Poster
in
Workshop: The Impact of Memorization on Trustworthy Foundation Models
ParaPO: Aligning Language Models to Reduce Verbatim Reproduction of Pre-training Data
Tong Chen · Faeze Brahman · Jiacheng Liu · Niloofar Mireshghallah · Weijia Shi · Pang Wei Koh · Luke Zettlemoyer · Hannaneh Hajishirzi
Language models (LMs) can memorize and reproduce segments from their pretraining data verbatim even in non-adversarial settings, raising concerns about copyright, plagiarism, privacy, and creativity.We introduce Paraphrase Preference Optimization (ParaPO), a post-training method that fine-tunes LMs to reduce unintentional regurgitation while preserving their overall utility. ParaPO trains LMs to prefer paraphrased versions of memorized segments over the original verbatim content from the pretraining data. To maintain the ability to recall famous quotations when appropriate, we develop a variant of ParaPO that uses system prompts to control regurgitation behavior.
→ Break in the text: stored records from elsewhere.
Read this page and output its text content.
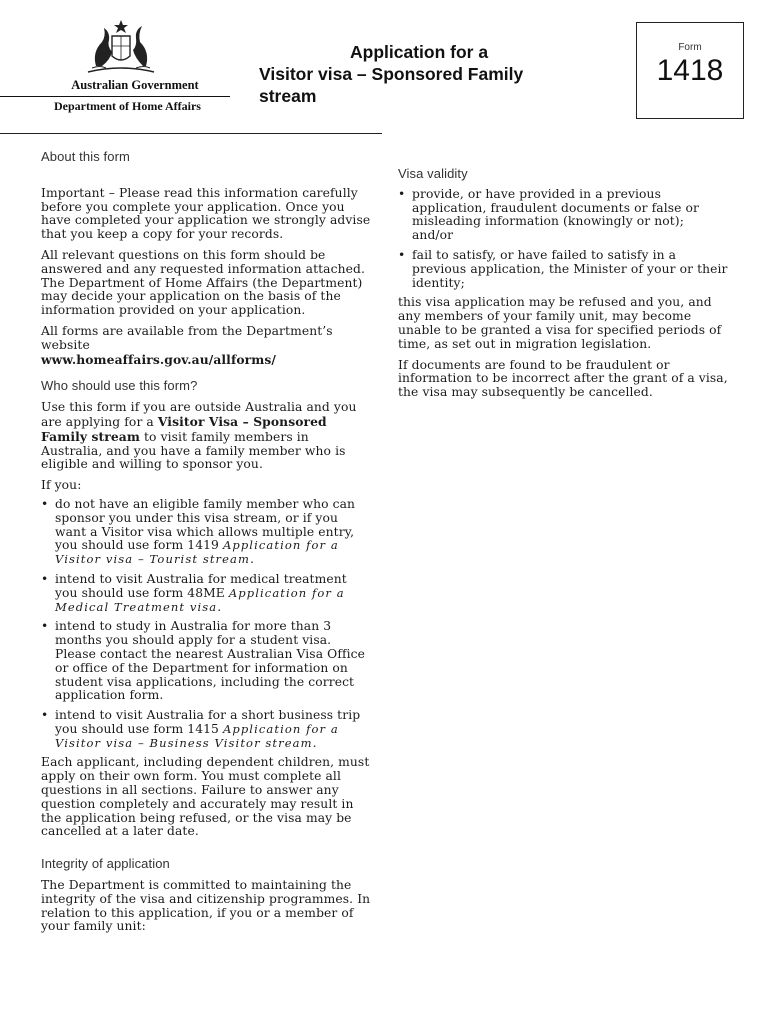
Australian Government
Department of Home Affairs
Application for a
Visitor visa – Sponsored Family
stream
Form
1418
About this form

Important – Please read this information carefully before you complete your application. Once you have completed your application we strongly advise that you keep a copy for your records.

All relevant questions on this form should be answered and any requested information attached. The Department of Home Affairs (the Department) may decide your application on the basis of the information provided on your application.

All forms are available from the Department’s website
www.homeaffairs.gov.au/allforms/

Who should use this form?

Use this form if you are outside Australia and you are applying for a Visitor Visa – Sponsored Family stream to visit family members in Australia, and you have a family member who is eligible and willing to sponsor you.

If you:

• do not have an eligible family member who can sponsor you under this visa stream, or if you want a Visitor visa which allows multiple entry, you should use form 1419 Application for a Visitor visa – Tourist stream.
• intend to visit Australia for medical treatment you should use form 48ME Application for a Medical Treatment visa.
• intend to study in Australia for more than 3 months you should apply for a student visa. Please contact the nearest Australian Visa Office or office of the Department for information on student visa applications, including the correct application form.
• intend to visit Australia for a short business trip you should use form 1415 Application for a Visitor visa – Business Visitor stream.

Each applicant, including dependent children, must apply on their own form. You must complete all questions in all sections. Failure to answer any question completely and accurately may result in the application being refused, or the visa may be cancelled at a later date.

Integrity of application

The Department is committed to maintaining the integrity of the visa and citizenship programmes. In relation to this application, if you or a member of your family unit:

Visa validity
• provide, or have provided in a previous application, fraudulent documents or false or misleading information (knowingly or not); and/or
• fail to satisfy, or have failed to satisfy in a previous application, the Minister of your or their identity;

this visa application may be refused and you, and any members of your family unit, may become unable to be granted a visa for specified periods of time, as set out in migration legislation.

If documents are found to be fraudulent or information to be incorrect after the grant of a visa, the visa may subsequently be cancelled.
In our evaluation on Llama3.1-8B, ParaPO consistently reduces regurgitation across all tested datasets, achieving a 25.4\% reduction on unintentional regurgitation in creative writing, whereas unlearning methods are less effective out of their unlearned domain (with only a 2.3\% reduction). On the instruction-tuned Tulu3-8B model, ParaPO combined with system prompting successfully preserves desirable quotation recall while reducing unintentional regurgitation by 27.5\% in creative writing when instructed not to regurgitate. In contrast, without ParaPO tuning, prompting the model not to regurgitate produces only a marginal reduction.